By using the same image for both the data-container, docker was able to seed the volume with the data from the image when we created the data container. Data from the image is only ever seeded into a volume when the volume is created. Since busybox was originally used as the image for the data-only container, and there is no /foo in the busybox image, docker created the dir as rootand nothing else. Since --volumes-from does not actually create a volume, it just re-uses an existing volume, nothing ever made it into the volume itself. Since the volume dir was owned by root and we were trying to use a non-root user in the container to modify the volume, it failed.
This is extremely common with images like mongodb, mysql, and postgres.
So are we stuck using the same image for both? Well, yes if you want it to work as expected... however stuck isn't really the correct term here. The reason we are using a minimal image is to save space, but this is not what actually happened...
The debian:jessie image is roughly 150MB. Because of the way Docker works, we can re-use the debian:jessie image 1000 (or 10000, or 100000) times and it is still only ever using 150MB.
A container itself does not take up any space unless as part of running it you've written something to disk. This is because a container's filesystem is essentially a write-layer over the image.
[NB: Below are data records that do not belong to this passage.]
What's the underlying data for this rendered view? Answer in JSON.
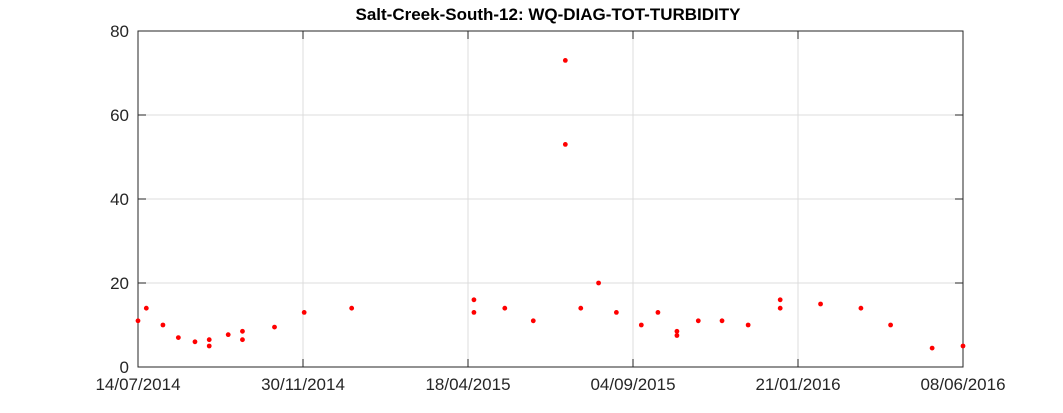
{
  "chart_data": {
    "type": "scatter",
    "title": "Salt-Creek-South-12: WQ-DIAG-TOT-TURBIDITY",
    "xlabel": "",
    "ylabel": "",
    "xlim": [
      "2014-07-14",
      "2016-06-08"
    ],
    "ylim": [
      0,
      80
    ],
    "x_ticks": [
      "14/07/2014",
      "30/11/2014",
      "18/04/2015",
      "04/09/2015",
      "21/01/2016",
      "08/06/2016"
    ],
    "y_ticks": [
      0,
      20,
      40,
      60,
      80
    ],
    "grid": true,
    "marker_color": "#ff0000",
    "series": [
      {
        "x": [
          "2014-07-14",
          "2014-07-21",
          "2014-08-04",
          "2014-08-17",
          "2014-08-31",
          "2014-09-12",
          "2014-09-12",
          "2014-09-28",
          "2014-10-10",
          "2014-10-10",
          "2014-11-06",
          "2014-12-01",
          "2015-01-10",
          "2015-04-23",
          "2015-04-23",
          "2015-05-19",
          "2015-06-12",
          "2015-07-09",
          "2015-07-09",
          "2015-07-22",
          "2015-08-06",
          "2015-08-21",
          "2015-09-11",
          "2015-09-25",
          "2015-10-11",
          "2015-10-11",
          "2015-10-29",
          "2015-11-18",
          "2015-12-10",
          "2016-01-06",
          "2016-01-06",
          "2016-02-09",
          "2016-03-14",
          "2016-04-08",
          "2016-05-13",
          "2016-06-08"
        ],
        "y": [
          11,
          14,
          10,
          7,
          6,
          6.5,
          5,
          7.7,
          6.5,
          8.5,
          9.5,
          13,
          14,
          16,
          13,
          14,
          11,
          73,
          53,
          14,
          20,
          13,
          10,
          13,
          8.5,
          7.5,
          11,
          11,
          10,
          16,
          14,
          15,
          14,
          10,
          4.5,
          5
        ]
      }
    ]
  }
}
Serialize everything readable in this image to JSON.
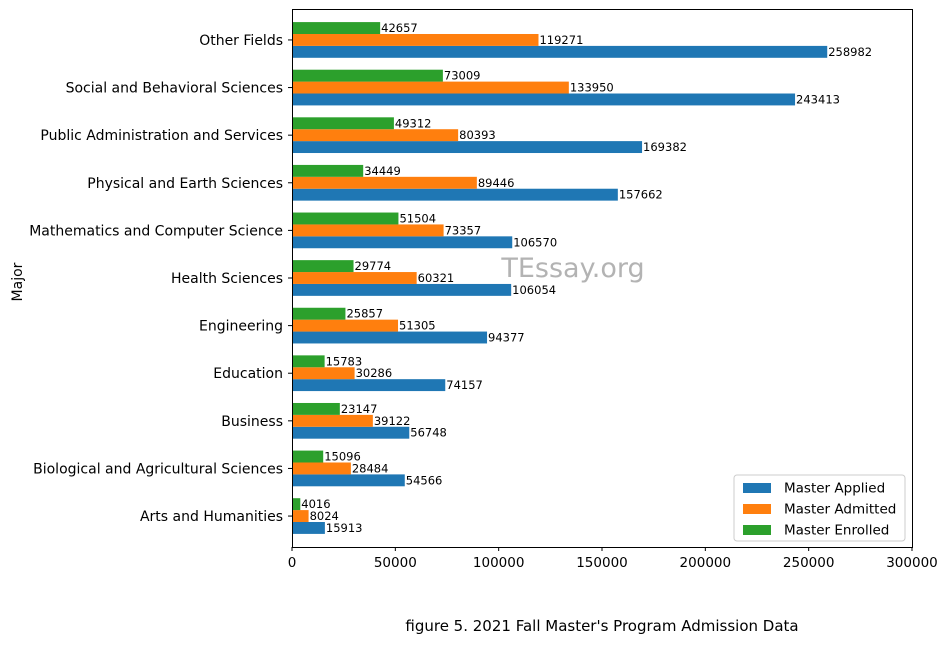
{
  "caption": "figure 5. 2021 Fall Master's Program Admission Data",
  "watermark": "TEssay.org",
  "chart_data": {
    "type": "bar",
    "orientation": "horizontal",
    "ylabel": "Major",
    "xlim": [
      0,
      300000
    ],
    "xticks": [
      0,
      50000,
      100000,
      150000,
      200000,
      250000,
      300000
    ],
    "legend_position": "lower-right",
    "grid": false,
    "categories": [
      "Arts and Humanities",
      "Biological and Agricultural Sciences",
      "Business",
      "Education",
      "Engineering",
      "Health Sciences",
      "Mathematics and Computer Science",
      "Physical and Earth Sciences",
      "Public Administration and Services",
      "Social and Behavioral Sciences",
      "Other Fields"
    ],
    "series": [
      {
        "name": "Master Applied",
        "color": "#1f77b4",
        "values": [
          15913,
          54566,
          56748,
          74157,
          94377,
          106054,
          106570,
          157662,
          169382,
          243413,
          258982
        ]
      },
      {
        "name": "Master Admitted",
        "color": "#ff7f0e",
        "values": [
          8024,
          28484,
          39122,
          30286,
          51305,
          60321,
          73357,
          89446,
          80393,
          133950,
          119271
        ]
      },
      {
        "name": "Master Enrolled",
        "color": "#2ca02c",
        "values": [
          4016,
          15096,
          23147,
          15783,
          25857,
          29774,
          51504,
          34449,
          49312,
          73009,
          42657
        ]
      }
    ]
  }
}
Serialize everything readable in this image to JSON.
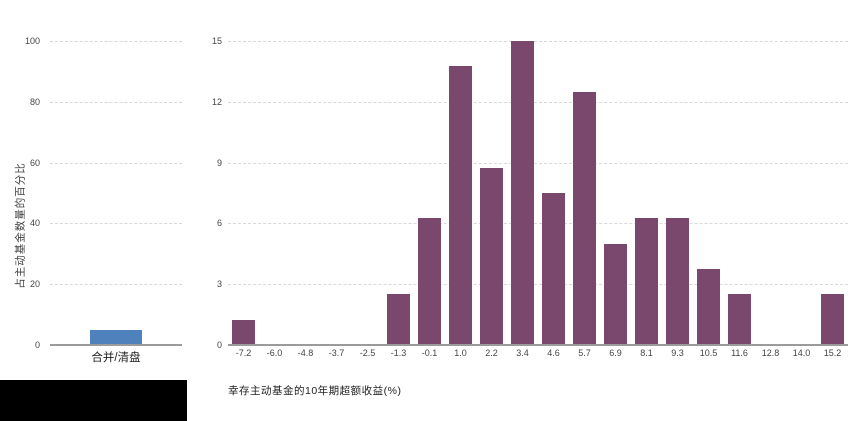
{
  "chart_data": [
    {
      "type": "bar",
      "title": "",
      "categories": [
        "合并/清盘"
      ],
      "values": [
        5
      ],
      "xlabel": "",
      "ylabel": "占主动基金数量的百分比",
      "ylim": [
        0,
        100
      ],
      "yticks": [
        0,
        20,
        40,
        60,
        80,
        100
      ],
      "grid": "horizontal-dashed",
      "legend": "none",
      "bar_color": "#4F81BD",
      "bar_width_pct": 39
    },
    {
      "type": "bar",
      "subtype": "histogram",
      "title": "",
      "categories": [
        "-7.2",
        "-6.0",
        "-4.8",
        "-3.7",
        "-2.5",
        "-1.3",
        "-0.1",
        "1.0",
        "2.2",
        "3.4",
        "4.6",
        "5.7",
        "6.9",
        "8.1",
        "9.3",
        "10.5",
        "11.6",
        "12.8",
        "14.0",
        "15.2"
      ],
      "values": [
        1.25,
        0,
        0,
        0,
        0,
        2.5,
        6.25,
        13.75,
        8.75,
        15,
        7.5,
        12.5,
        5,
        6.25,
        6.25,
        3.75,
        2.5,
        0,
        0,
        2.5
      ],
      "xlabel": "幸存主动基金的10年期超额收益(%)",
      "ylabel": "",
      "ylim": [
        0,
        15
      ],
      "yticks": [
        0,
        3,
        6,
        9,
        12,
        15
      ],
      "grid": "horizontal-dashed",
      "legend": "none",
      "bar_color": "#7A486D",
      "bar_width_pct": 75
    }
  ],
  "redaction": {
    "color": "#000000"
  }
}
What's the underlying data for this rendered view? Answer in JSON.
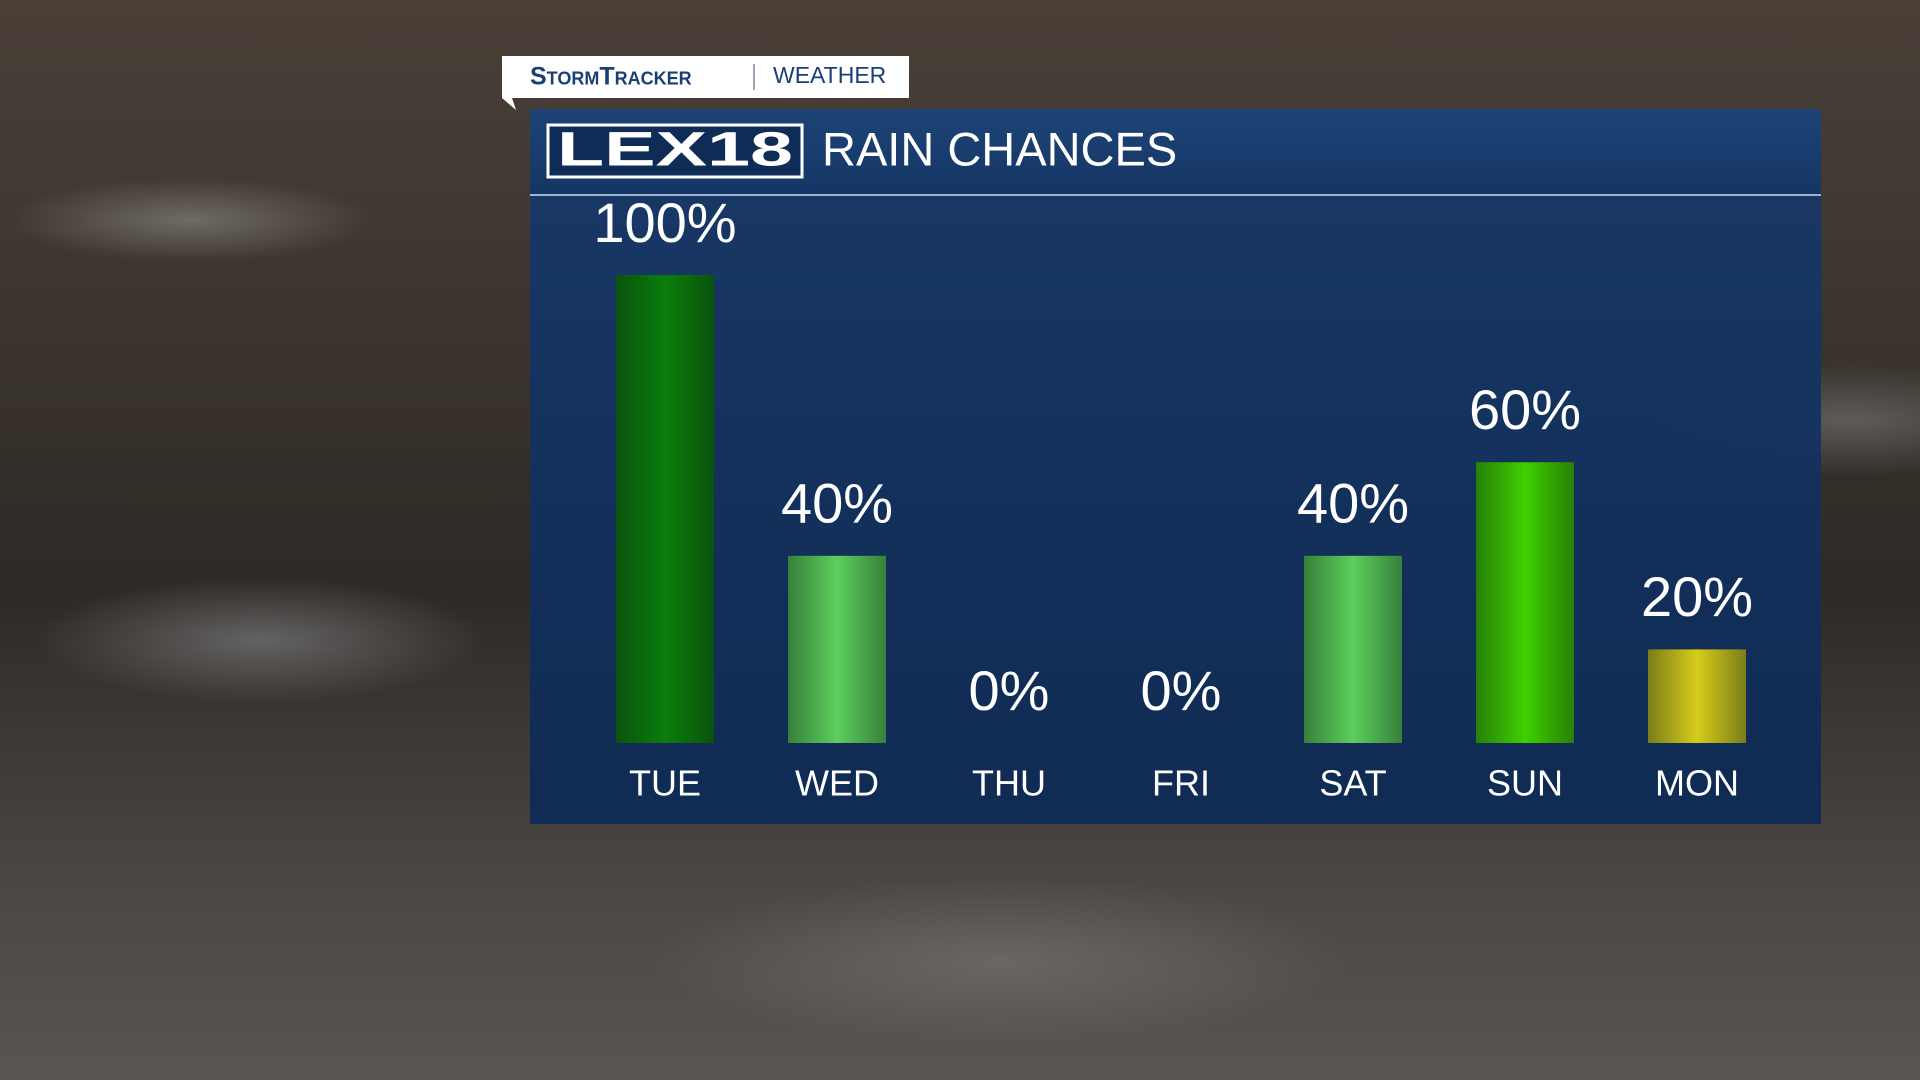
{
  "header": {
    "brand": "StormTracker",
    "section": "WEATHER",
    "logo": "LEX18"
  },
  "chart_data": {
    "type": "bar",
    "title": "RAIN CHANCES",
    "categories": [
      "TUE",
      "WED",
      "THU",
      "FRI",
      "SAT",
      "SUN",
      "MON"
    ],
    "values": [
      100,
      40,
      0,
      0,
      40,
      60,
      20
    ],
    "value_labels": [
      "100%",
      "40%",
      "0%",
      "0%",
      "40%",
      "60%",
      "20%"
    ],
    "colors": [
      "#0b7d0b",
      "#5ccf5c",
      "#5ccf5c",
      "#5ccf5c",
      "#5ccf5c",
      "#3fd000",
      "#d6cc1c"
    ],
    "ylim": [
      0,
      100
    ]
  }
}
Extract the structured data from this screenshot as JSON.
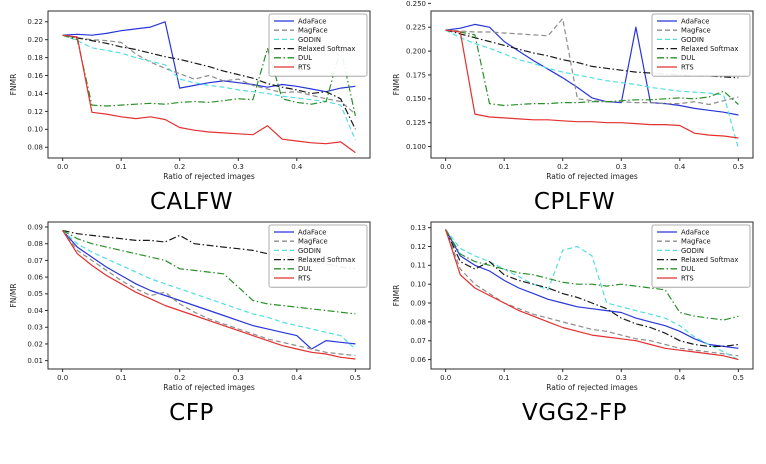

This enable Docker to use an image N times (for containers) without taking up any extra space.
So in reality, by using busybox, we've actually taken up more space than by using the same image (ie, mickey_foo in the example) multiple times.
In practice, I usually do something like this:
~: docker run --name mydb-data --entrypoint /bin/echo mysql Data-only container for mydb
~: docker run -d --name mydb --volumes-from mydb-data mysql
In the above example, the command the data-only container ends up running is/bin/sh -c '/bin/echo Data-only container for mydb'.
This makes the data-only container relatively easy to grep for, and also gives a good clue, based on the command being run in the container, what the container is actually for.